“We’ve had 110 cases in just the last four days,” McCoy said.
McCoy was joined by Albany County Health Department Commissioner Dr. Elizabeth Whalen.
“We are concerned that we are seeing in the last few weeks an uptick in numbers that could, in fact, be what we have been concerned about all along, the beginning of a second wave,” Whalen said.
Dr. Eli Rosenberg at the University of Albany said there’s enough testing to turn the numbers around.
“Fortunately, we’re in that position now where we’re seeing what’s going on, and we’re able to quickly respond with contact tracing efforts, and get the word out to the community that, ‘Hey, things are on the rise. We need to turn this around,'” Rosenberg said.
In preparation for a second wave, Rosenberg says the medical community has more tools at their disposal.
“Obviously there’s no cure that’s 100 percent effective, but we’re seeing multiple drugs that, at least, we’re seeing partial help here,” Rosenberg said.
Dr. Steven Hanks at St. Peter’s Health Partners agrees with Rosenberg.
Hospitalizations have skyrocketed in Albany County. They’re the at the highest numbers since June.
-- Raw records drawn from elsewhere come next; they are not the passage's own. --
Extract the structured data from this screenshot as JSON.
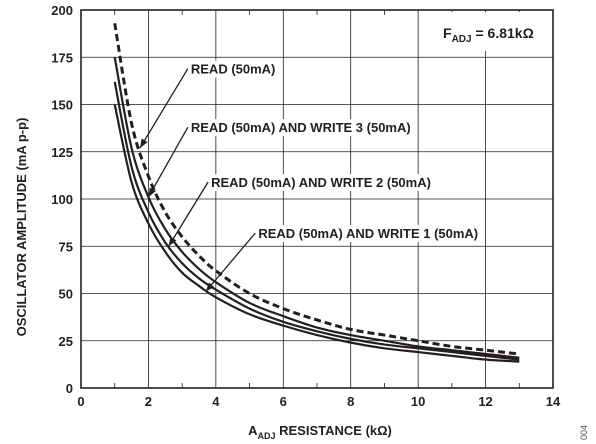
{
  "chart_data": {
    "type": "line",
    "xlabel_main": "A",
    "xlabel_sub": "ADJ",
    "xlabel_rest": " RESISTANCE (kΩ)",
    "ylabel": "OSCILLATOR AMPLITUDE (mA p-p)",
    "xlim": [
      0,
      14
    ],
    "ylim": [
      0,
      200
    ],
    "xticks": [
      0,
      2,
      4,
      6,
      8,
      10,
      12,
      14
    ],
    "yticks": [
      0,
      25,
      50,
      75,
      100,
      125,
      150,
      175,
      200
    ],
    "grid": true,
    "legend_box": {
      "main": "F",
      "sub": "ADJ",
      "rest": " = 6.81kΩ"
    },
    "figure_id": "004",
    "colors": {
      "line": "#231f20",
      "grid": "#231f20"
    },
    "series": [
      {
        "name": "READ (50mA)",
        "style": "dashed",
        "x": [
          1.0,
          1.5,
          2.0,
          2.5,
          3.0,
          3.5,
          4.0,
          5.0,
          6.0,
          7.0,
          8.0,
          9.0,
          10.0,
          11.0,
          12.0,
          13.0
        ],
        "y": [
          193,
          140,
          112,
          93,
          80,
          70,
          62,
          50,
          42,
          36,
          31,
          28,
          25,
          22,
          20,
          18
        ]
      },
      {
        "name": "READ (50mA) AND WRITE 3 (50mA)",
        "style": "solid",
        "x": [
          1.0,
          1.5,
          2.0,
          2.5,
          3.0,
          3.5,
          4.0,
          5.0,
          6.0,
          7.0,
          8.0,
          9.0,
          10.0,
          11.0,
          12.0,
          13.0
        ],
        "y": [
          175,
          127,
          101,
          84,
          72,
          63,
          56,
          45,
          38,
          32,
          28,
          25,
          22,
          20,
          18,
          16
        ]
      },
      {
        "name": "READ (50mA) AND WRITE 2 (50mA)",
        "style": "solid",
        "x": [
          1.0,
          1.5,
          2.0,
          2.5,
          3.0,
          3.5,
          4.0,
          5.0,
          6.0,
          7.0,
          8.0,
          9.0,
          10.0,
          11.0,
          12.0,
          13.0
        ],
        "y": [
          162,
          117,
          93,
          77,
          66,
          58,
          52,
          42,
          35,
          30,
          26,
          23,
          21,
          19,
          17,
          15
        ]
      },
      {
        "name": "READ (50mA) AND WRITE 1 (50mA)",
        "style": "solid",
        "x": [
          1.0,
          1.5,
          2.0,
          2.5,
          3.0,
          3.5,
          4.0,
          5.0,
          6.0,
          7.0,
          8.0,
          9.0,
          10.0,
          11.0,
          12.0,
          13.0
        ],
        "y": [
          150,
          109,
          87,
          72,
          61,
          54,
          48,
          39,
          33,
          28,
          24,
          21,
          19,
          17,
          15,
          14
        ]
      }
    ],
    "annotations": [
      {
        "text": "READ (50mA)",
        "series": 0,
        "label_x": 3.2,
        "label_y": 169,
        "point_x": 1.75,
        "point_y": 127
      },
      {
        "text": "READ (50mA) AND WRITE 3 (50mA)",
        "series": 1,
        "label_x": 3.2,
        "label_y": 138,
        "point_x": 2.0,
        "point_y": 101
      },
      {
        "text": "READ (50mA) AND WRITE 2 (50mA)",
        "series": 2,
        "label_x": 3.8,
        "label_y": 109,
        "point_x": 2.6,
        "point_y": 75
      },
      {
        "text": "READ (50mA) AND WRITE 1 (50mA)",
        "series": 3,
        "label_x": 5.2,
        "label_y": 82,
        "point_x": 3.7,
        "point_y": 51
      }
    ]
  }
}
At St. Peter’s, hospitalizations have risen 500 percent in the past month, but deaths from the virus have remained low.
“This is something that’s being seen globally that the mortality rate in all age groups seems to be lower now than it was at the beginning of the pandemic,” Hanks said.
Though deaths from the virus aren’t spiking, Hanks adds that should not be a reason for people to drop their defenses.
“It’s not just about protecting yourself. It’s about protecting others. Now’s not the time to become complacent,” Hanks said.